Bu şekilde 1 hafta içinde evde, bahçede, müştemilatta, havuz başında kısaca her yerde çatı dâhil tek bir kör nokta kalmayacak şekilde kameraları kurduk. Mert bey bu işe kafayı o kadar takmıştıki oralardan girip çıkabilir diye kızların odasına bile kamera kurdurmuştu. Mert Beyin çalışma odasına sistemi kurmuştuk, yaklaşık 100 TB depolama alanı vardı, yazılımsal kısmı hallederek aklıma bir şey geldi;

-Mert Bey!

Bana bakmıştı

-Bu yazılımlar kurulduktan sonra bilgisayarın yazılımsal olarak güvenliğini artırmamız lazım, her yerde kameralar var, olurda dışarıdan biri bu kameralara erişirse felaket olur.
-Haklısın ben bunu düşünmedim, sen halledebilirmisin?
-Kendi oluşturduğum bir yazılım var kolay kolay sızılamaz, isteseniz onu kurabilirim.

Kafasıyla onaylamıştı. Kendi yazılımımı bilgisayara kurarken nedense içimden bir ses bana açık kapı bırakmamı söylüyordu ve bende onu dinledim, hemen hemen diğer tüm yazılımcılar gibi sadece benim anlayabileceğim bir açık bıraktım güvenlik programındaki daha sonra buradan girip tüm kameraları kontrol edebileyim!

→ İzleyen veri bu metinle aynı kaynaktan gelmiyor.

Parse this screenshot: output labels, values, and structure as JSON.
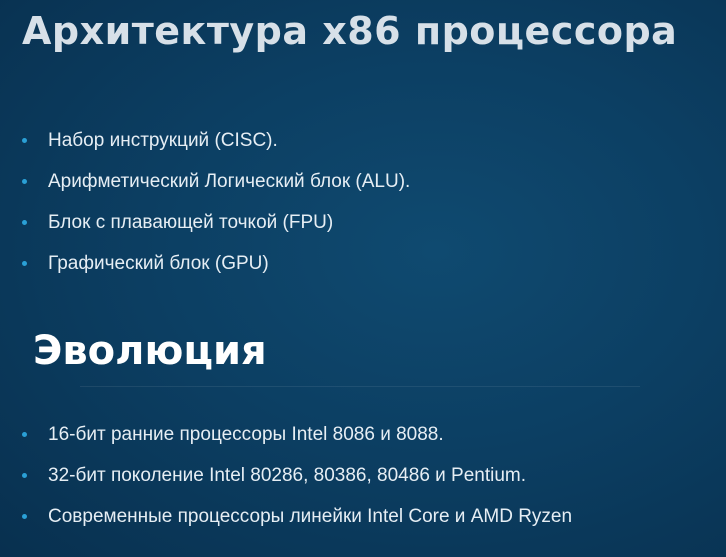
{
  "slide": {
    "title": "Архитектура x86 процессора",
    "architecture_items": [
      "Набор инструкций (CISC).",
      "Арифметический Логический блок (ALU).",
      "Блок с плавающей точкой (FPU)",
      "Графический блок (GPU)"
    ],
    "evolution_title": "Эволюция",
    "evolution_items": [
      "16-бит ранние процессоры Intel 8086 и 8088.",
      "32-бит поколение Intel 80286, 80386, 80486 и Pentium.",
      "Современные процессоры линейки Intel Core и AMD Ryzen"
    ],
    "colors": {
      "background": "#0c3f63",
      "bullet": "#2aa0d6",
      "title": "#d7e0e8",
      "text": "#e6eef4"
    }
  }
}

Aradan hayli bir zaman geçmişti ve herkes geri dönmüş etkinlik için hazırlıklar başlamıştı. Mert Bey ve zaman zaman ben onun çalışma odasından kameraları kontrol ederek Selvi hanımı yakalamaya çalışıyorduk ama bir şey yoktu. “Acaba tek seferlikmiydi?” gibi bir soru dönmüştü aramızda ama takibe devam ettik, etkinliğe iki gün kala akşam kodda bıraktığım açıktan sızarak kontrol etmeye başlamıştım, belki 10 defa izledim aynı kaydı, bir şey dikkatimi çekti, yavaşlatıp baktığımda ise Selvi hanımdı bu. EVET! Sonunda yakaladım onu, yan binaya Uğur’ların evine geçmişti, ertesi gün kaydı tekrar çalışma odasında izlerken yeni görmüş gibi bunu Mert beye gösterdim, sonunda bir şey bulduğumuz için oda çok sevindi ancak neticede gittiği ev en yakın arkadaşlarından birinin eviydi, bu durumun onu rahatsız ettiğini fark edince

-oradan başka bir yerede geçiyor olabilir

diyerek avuttum ama işe yaramadı çünkü şüphesi varmış. Uğur’un babası Tarık zaman zaman Selvi Hanımı gözleriyle resmen siker, saçma sapan imalar yapar Mert Beyi rahatsız edermiş. Mert Bey nedense bir anda adamımızın o olduğuna emin oldu;

-Şimdi şöyle yapıyoruz, sen bu gece çalışma odasında kalıyor, kameraları takip edip kontrol ediyorsun, bir şey olursa, çıktığını fark edersen hemen takip et ve ilişkiye girerse kameraya kaydet ve bana getir! Eğer bu gece bir şey olmazsa ve adamımız gerçekten Tarık’sa yarın etkinliğe gelecektir, gözün yine Selvi’nin üstünde olsun, etkinlikten ayrılırsa takip et tuvalete girse peşinden git! Ne bulursan sarılsalar bile kayıt edip bana getir.
-Tamam ancak ben etkinliğe nasıl katılacağım?
-Personel olarak, içki dağıtacaksın bu şekilde kolayca takip edebilirsin.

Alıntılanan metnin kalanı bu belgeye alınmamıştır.